Total time: ~3 minutes. Cost: ~$0.05 at RTX A4000 rates.

If anything goes wrong, the pod is stopped (per lifecycle.on_failure: stop, the default since v0.8.2) and the failure flow logs a WARNING before the manifest write. Read troubleshooting.md for failure-mode diagnostics.


6. Inspect what just happened#

After the run completes:

# List recent runs as a table
runpod-deploy ls-runs

# Print a single manifest summary
runpod-deploy manifest-summary artifacts/runpod/<ts>/runpod_deploy_pull_manifest.json

# Or aggregate every manifest under artifacts/runpod/ with TOTALS
runpod-deploy manifest-summary --root artifacts/runpod

# Event-by-event timeline
runpod-deploy events artifacts/runpod/<ts>

# Aggregate forensic queries across all runs
runpod-deploy events-query --filter event=gpu_selected --since 7d
runpod-deploy events-query --filter event=pod_killed_unexpected --since 30d --json

The manifest captures everything needed for reproducibility: local git SHA, uv.lock hash, GPU id, datacenter, wall time, estimated cost, artifact transfer status, and (when pod.python_version is set) the pinned interpreter version via the auto-injected preflight step.


7. Where to go next#

  • Your own config: copy examples/smoke/a4000_smoke.yaml into your consumer repo at configs/runpod/<job>.yaml.

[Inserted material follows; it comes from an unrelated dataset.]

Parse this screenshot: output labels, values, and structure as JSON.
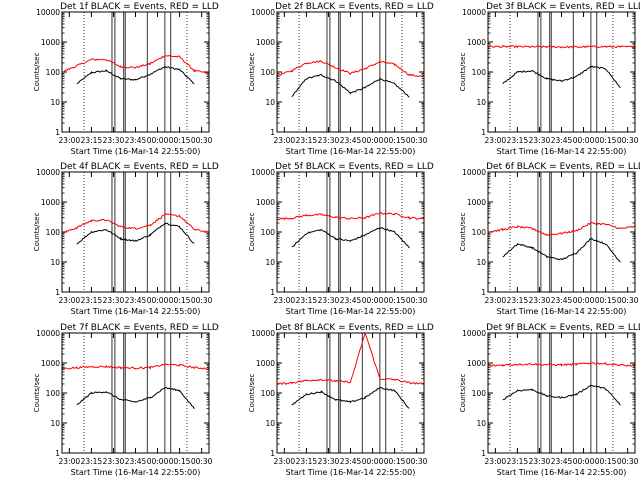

The recommended layout has local.project_root: ../.. so the YAML lives at <your-repo>/configs/runpod/<job>.yaml and project_root resolves to the consumer repo’s root. See README “Consumer-owned configs”.

  • Sweeps: drive multiple runpod-deploy run invocations from a bash for-loop with --var seed=42 to template-substitute per shard. See recipes/multi-config-sweep.md.

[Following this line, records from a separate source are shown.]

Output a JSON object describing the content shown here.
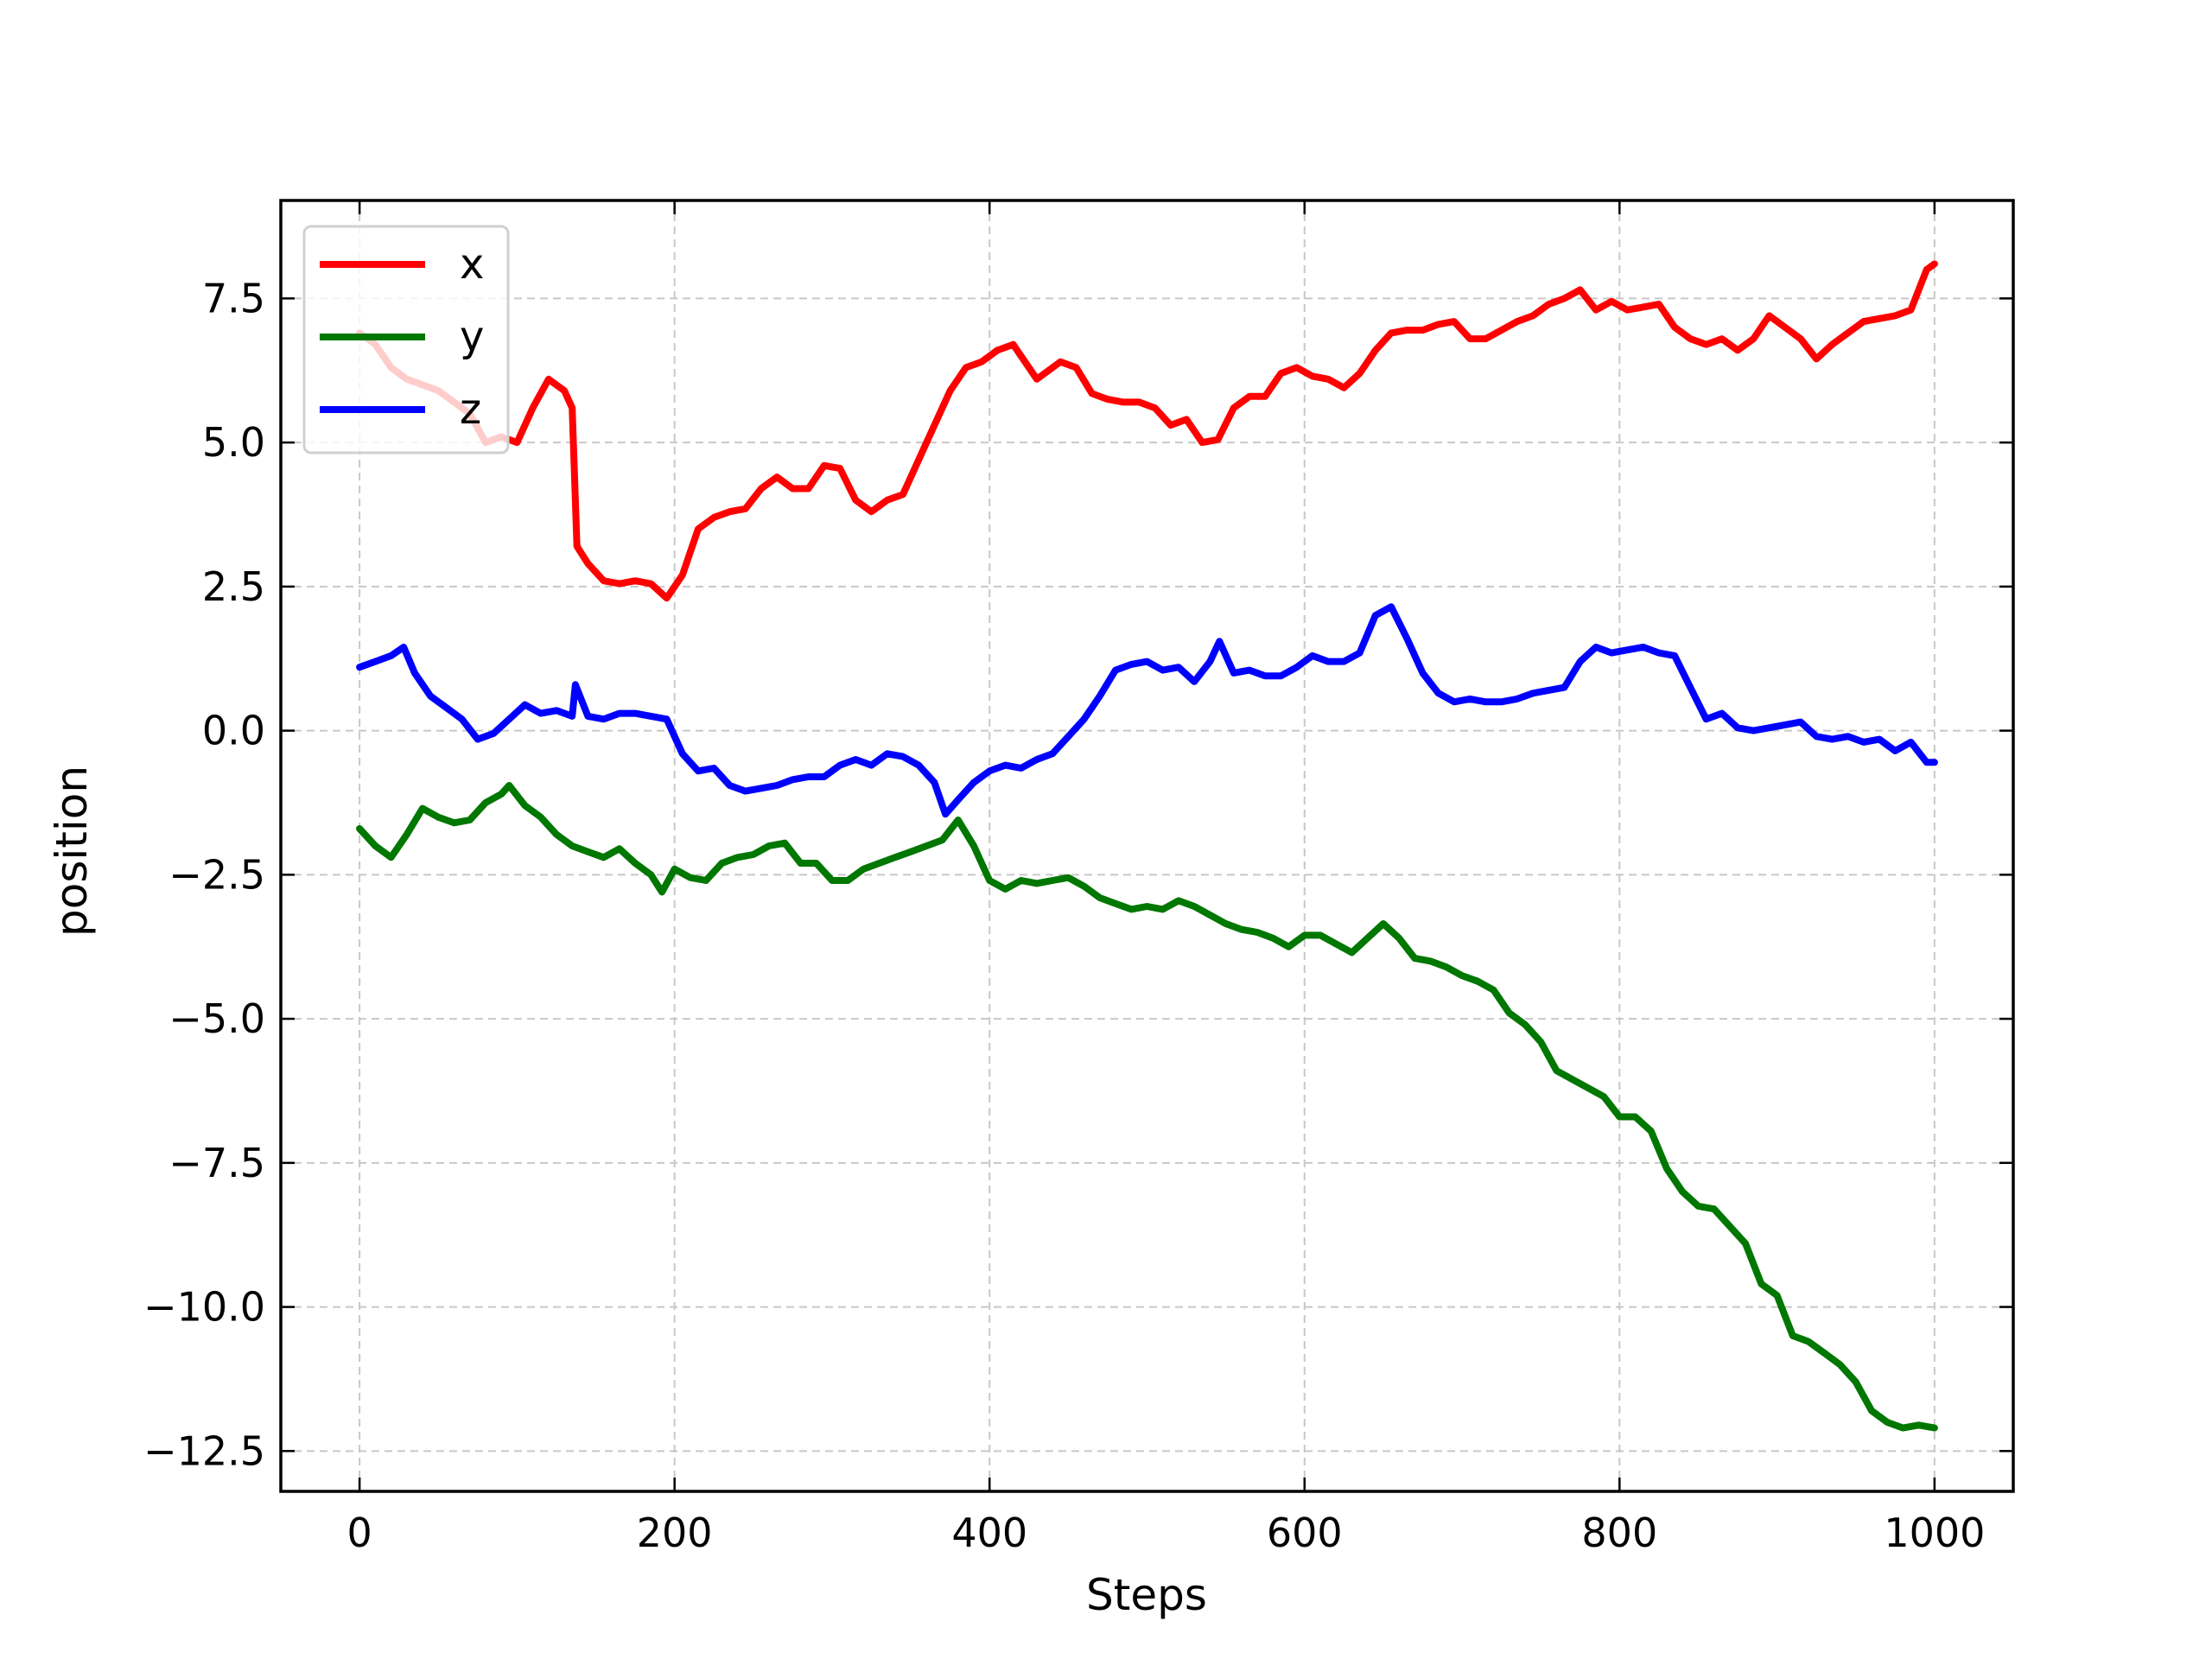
{
  "chart_data": {
    "type": "line",
    "title": "",
    "xlabel": "Steps",
    "ylabel": "position",
    "xlim": [
      -50,
      1050
    ],
    "ylim": [
      -13.2,
      9.2
    ],
    "xticks": [
      0,
      200,
      400,
      600,
      800,
      1000
    ],
    "yticks": [
      7.5,
      5.0,
      2.5,
      0.0,
      -2.5,
      -5.0,
      -7.5,
      -10.0,
      -12.5
    ],
    "xtick_labels": [
      "0",
      "200",
      "400",
      "600",
      "800",
      "1000"
    ],
    "ytick_labels": [
      "7.5",
      "5.0",
      "2.5",
      "0.0",
      "−2.5",
      "−5.0",
      "−7.5",
      "−10.0",
      "−12.5"
    ],
    "grid": true,
    "legend_position": "top-left",
    "series": [
      {
        "name": "x",
        "color": "#ff0000",
        "points": [
          [
            0,
            6.9
          ],
          [
            10,
            6.7
          ],
          [
            20,
            6.3
          ],
          [
            30,
            6.1
          ],
          [
            40,
            6.0
          ],
          [
            50,
            5.9
          ],
          [
            60,
            5.7
          ],
          [
            70,
            5.5
          ],
          [
            80,
            5.0
          ],
          [
            90,
            5.1
          ],
          [
            100,
            5.0
          ],
          [
            110,
            5.6
          ],
          [
            120,
            6.1
          ],
          [
            130,
            5.9
          ],
          [
            135,
            5.6
          ],
          [
            138,
            3.2
          ],
          [
            145,
            2.9
          ],
          [
            155,
            2.6
          ],
          [
            165,
            2.55
          ],
          [
            175,
            2.6
          ],
          [
            185,
            2.55
          ],
          [
            195,
            2.3
          ],
          [
            205,
            2.7
          ],
          [
            215,
            3.5
          ],
          [
            225,
            3.7
          ],
          [
            235,
            3.8
          ],
          [
            245,
            3.85
          ],
          [
            255,
            4.2
          ],
          [
            265,
            4.4
          ],
          [
            275,
            4.2
          ],
          [
            285,
            4.2
          ],
          [
            295,
            4.6
          ],
          [
            305,
            4.55
          ],
          [
            315,
            4.0
          ],
          [
            325,
            3.8
          ],
          [
            335,
            4.0
          ],
          [
            345,
            4.1
          ],
          [
            355,
            4.7
          ],
          [
            365,
            5.3
          ],
          [
            375,
            5.9
          ],
          [
            385,
            6.3
          ],
          [
            395,
            6.4
          ],
          [
            405,
            6.6
          ],
          [
            415,
            6.7
          ],
          [
            430,
            6.1
          ],
          [
            445,
            6.4
          ],
          [
            455,
            6.3
          ],
          [
            465,
            5.85
          ],
          [
            475,
            5.75
          ],
          [
            485,
            5.7
          ],
          [
            495,
            5.7
          ],
          [
            505,
            5.6
          ],
          [
            515,
            5.3
          ],
          [
            525,
            5.4
          ],
          [
            535,
            5.0
          ],
          [
            545,
            5.05
          ],
          [
            555,
            5.6
          ],
          [
            565,
            5.8
          ],
          [
            575,
            5.8
          ],
          [
            585,
            6.2
          ],
          [
            595,
            6.3
          ],
          [
            605,
            6.15
          ],
          [
            615,
            6.1
          ],
          [
            625,
            5.95
          ],
          [
            635,
            6.2
          ],
          [
            645,
            6.6
          ],
          [
            655,
            6.9
          ],
          [
            665,
            6.95
          ],
          [
            675,
            6.95
          ],
          [
            685,
            7.05
          ],
          [
            695,
            7.1
          ],
          [
            705,
            6.8
          ],
          [
            715,
            6.8
          ],
          [
            725,
            6.95
          ],
          [
            735,
            7.1
          ],
          [
            745,
            7.2
          ],
          [
            755,
            7.4
          ],
          [
            765,
            7.5
          ],
          [
            775,
            7.65
          ],
          [
            785,
            7.3
          ],
          [
            795,
            7.45
          ],
          [
            805,
            7.3
          ],
          [
            815,
            7.35
          ],
          [
            825,
            7.4
          ],
          [
            835,
            7.0
          ],
          [
            845,
            6.8
          ],
          [
            855,
            6.7
          ],
          [
            865,
            6.8
          ],
          [
            875,
            6.6
          ],
          [
            885,
            6.8
          ],
          [
            895,
            7.2
          ],
          [
            905,
            7.0
          ],
          [
            915,
            6.8
          ],
          [
            925,
            6.45
          ],
          [
            935,
            6.7
          ],
          [
            945,
            6.9
          ],
          [
            955,
            7.1
          ],
          [
            965,
            7.15
          ],
          [
            975,
            7.2
          ],
          [
            985,
            7.3
          ],
          [
            995,
            8.0
          ],
          [
            1000,
            8.1
          ]
        ]
      },
      {
        "name": "y",
        "color": "#007700",
        "points": [
          [
            0,
            -1.7
          ],
          [
            10,
            -2.0
          ],
          [
            20,
            -2.2
          ],
          [
            30,
            -1.8
          ],
          [
            40,
            -1.35
          ],
          [
            50,
            -1.5
          ],
          [
            60,
            -1.6
          ],
          [
            70,
            -1.55
          ],
          [
            80,
            -1.25
          ],
          [
            90,
            -1.1
          ],
          [
            95,
            -0.95
          ],
          [
            105,
            -1.3
          ],
          [
            115,
            -1.5
          ],
          [
            125,
            -1.8
          ],
          [
            135,
            -2.0
          ],
          [
            145,
            -2.1
          ],
          [
            155,
            -2.2
          ],
          [
            165,
            -2.05
          ],
          [
            175,
            -2.3
          ],
          [
            185,
            -2.5
          ],
          [
            192,
            -2.8
          ],
          [
            200,
            -2.4
          ],
          [
            210,
            -2.55
          ],
          [
            220,
            -2.6
          ],
          [
            230,
            -2.3
          ],
          [
            240,
            -2.2
          ],
          [
            250,
            -2.15
          ],
          [
            260,
            -2.0
          ],
          [
            270,
            -1.95
          ],
          [
            280,
            -2.3
          ],
          [
            290,
            -2.3
          ],
          [
            300,
            -2.6
          ],
          [
            310,
            -2.6
          ],
          [
            320,
            -2.4
          ],
          [
            330,
            -2.3
          ],
          [
            340,
            -2.2
          ],
          [
            350,
            -2.1
          ],
          [
            360,
            -2.0
          ],
          [
            370,
            -1.9
          ],
          [
            380,
            -1.55
          ],
          [
            390,
            -2.0
          ],
          [
            400,
            -2.6
          ],
          [
            410,
            -2.75
          ],
          [
            420,
            -2.6
          ],
          [
            430,
            -2.65
          ],
          [
            440,
            -2.6
          ],
          [
            450,
            -2.55
          ],
          [
            460,
            -2.7
          ],
          [
            470,
            -2.9
          ],
          [
            480,
            -3.0
          ],
          [
            490,
            -3.1
          ],
          [
            500,
            -3.05
          ],
          [
            510,
            -3.1
          ],
          [
            520,
            -2.95
          ],
          [
            530,
            -3.05
          ],
          [
            540,
            -3.2
          ],
          [
            550,
            -3.35
          ],
          [
            560,
            -3.45
          ],
          [
            570,
            -3.5
          ],
          [
            580,
            -3.6
          ],
          [
            590,
            -3.75
          ],
          [
            600,
            -3.55
          ],
          [
            610,
            -3.55
          ],
          [
            620,
            -3.7
          ],
          [
            630,
            -3.85
          ],
          [
            640,
            -3.6
          ],
          [
            650,
            -3.35
          ],
          [
            660,
            -3.6
          ],
          [
            670,
            -3.95
          ],
          [
            680,
            -4.0
          ],
          [
            690,
            -4.1
          ],
          [
            700,
            -4.25
          ],
          [
            710,
            -4.35
          ],
          [
            720,
            -4.5
          ],
          [
            730,
            -4.9
          ],
          [
            740,
            -5.1
          ],
          [
            750,
            -5.4
          ],
          [
            760,
            -5.9
          ],
          [
            770,
            -6.05
          ],
          [
            780,
            -6.2
          ],
          [
            790,
            -6.35
          ],
          [
            800,
            -6.7
          ],
          [
            810,
            -6.7
          ],
          [
            820,
            -6.95
          ],
          [
            830,
            -7.6
          ],
          [
            840,
            -8.0
          ],
          [
            850,
            -8.25
          ],
          [
            860,
            -8.3
          ],
          [
            870,
            -8.6
          ],
          [
            880,
            -8.9
          ],
          [
            890,
            -9.6
          ],
          [
            900,
            -9.8
          ],
          [
            910,
            -10.5
          ],
          [
            920,
            -10.6
          ],
          [
            930,
            -10.8
          ],
          [
            940,
            -11.0
          ],
          [
            950,
            -11.3
          ],
          [
            960,
            -11.8
          ],
          [
            970,
            -12.0
          ],
          [
            980,
            -12.1
          ],
          [
            990,
            -12.05
          ],
          [
            1000,
            -12.1
          ]
        ]
      },
      {
        "name": "z",
        "color": "#0000ff",
        "points": [
          [
            0,
            1.1
          ],
          [
            10,
            1.2
          ],
          [
            20,
            1.3
          ],
          [
            28,
            1.45
          ],
          [
            35,
            1.0
          ],
          [
            45,
            0.6
          ],
          [
            55,
            0.4
          ],
          [
            65,
            0.2
          ],
          [
            75,
            -0.15
          ],
          [
            85,
            -0.05
          ],
          [
            95,
            0.2
          ],
          [
            105,
            0.45
          ],
          [
            115,
            0.3
          ],
          [
            125,
            0.35
          ],
          [
            135,
            0.25
          ],
          [
            137,
            0.8
          ],
          [
            145,
            0.25
          ],
          [
            155,
            0.2
          ],
          [
            165,
            0.3
          ],
          [
            175,
            0.3
          ],
          [
            185,
            0.25
          ],
          [
            195,
            0.2
          ],
          [
            205,
            -0.4
          ],
          [
            215,
            -0.7
          ],
          [
            225,
            -0.65
          ],
          [
            235,
            -0.95
          ],
          [
            245,
            -1.05
          ],
          [
            255,
            -1.0
          ],
          [
            265,
            -0.95
          ],
          [
            275,
            -0.85
          ],
          [
            285,
            -0.8
          ],
          [
            295,
            -0.8
          ],
          [
            305,
            -0.6
          ],
          [
            315,
            -0.5
          ],
          [
            325,
            -0.6
          ],
          [
            335,
            -0.4
          ],
          [
            345,
            -0.45
          ],
          [
            355,
            -0.6
          ],
          [
            365,
            -0.9
          ],
          [
            372,
            -1.45
          ],
          [
            380,
            -1.2
          ],
          [
            390,
            -0.9
          ],
          [
            400,
            -0.7
          ],
          [
            410,
            -0.6
          ],
          [
            420,
            -0.65
          ],
          [
            430,
            -0.5
          ],
          [
            440,
            -0.4
          ],
          [
            450,
            -0.1
          ],
          [
            460,
            0.2
          ],
          [
            470,
            0.6
          ],
          [
            480,
            1.05
          ],
          [
            490,
            1.15
          ],
          [
            500,
            1.2
          ],
          [
            510,
            1.05
          ],
          [
            520,
            1.1
          ],
          [
            530,
            0.85
          ],
          [
            540,
            1.2
          ],
          [
            546,
            1.55
          ],
          [
            555,
            1.0
          ],
          [
            565,
            1.05
          ],
          [
            575,
            0.95
          ],
          [
            585,
            0.95
          ],
          [
            595,
            1.1
          ],
          [
            605,
            1.3
          ],
          [
            615,
            1.2
          ],
          [
            625,
            1.2
          ],
          [
            635,
            1.35
          ],
          [
            645,
            2.0
          ],
          [
            655,
            2.15
          ],
          [
            665,
            1.6
          ],
          [
            675,
            1.0
          ],
          [
            685,
            0.65
          ],
          [
            695,
            0.5
          ],
          [
            705,
            0.55
          ],
          [
            715,
            0.5
          ],
          [
            725,
            0.5
          ],
          [
            735,
            0.55
          ],
          [
            745,
            0.65
          ],
          [
            755,
            0.7
          ],
          [
            765,
            0.75
          ],
          [
            775,
            1.2
          ],
          [
            785,
            1.45
          ],
          [
            795,
            1.35
          ],
          [
            805,
            1.4
          ],
          [
            815,
            1.45
          ],
          [
            825,
            1.35
          ],
          [
            835,
            1.3
          ],
          [
            845,
            0.75
          ],
          [
            855,
            0.2
          ],
          [
            865,
            0.3
          ],
          [
            875,
            0.05
          ],
          [
            885,
            0.0
          ],
          [
            895,
            0.05
          ],
          [
            905,
            0.1
          ],
          [
            915,
            0.15
          ],
          [
            925,
            -0.1
          ],
          [
            935,
            -0.15
          ],
          [
            945,
            -0.1
          ],
          [
            955,
            -0.2
          ],
          [
            965,
            -0.15
          ],
          [
            975,
            -0.35
          ],
          [
            985,
            -0.2
          ],
          [
            995,
            -0.55
          ],
          [
            1000,
            -0.55
          ]
        ]
      }
    ]
  }
}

  • Pipeline patterns: pre-flight checks, post-process aggregation, cost reconciliation, predictions-only-on-GPU, GPU-portability fallbacks. See recipes/README.md.

  • Library usage (vs CLI): import from runpod_deploy import run_job and call directly with cli_variables={"seed": "42"} and print_run_dir=True. See extending.md.

  • Failures: when something breaks, troubleshooting.md catalogs the known modes with diagnostics and fixes.

  • Reference: every YAML field documented in config-reference.md; every CLI flag via runpod-deploy <subcommand> --help.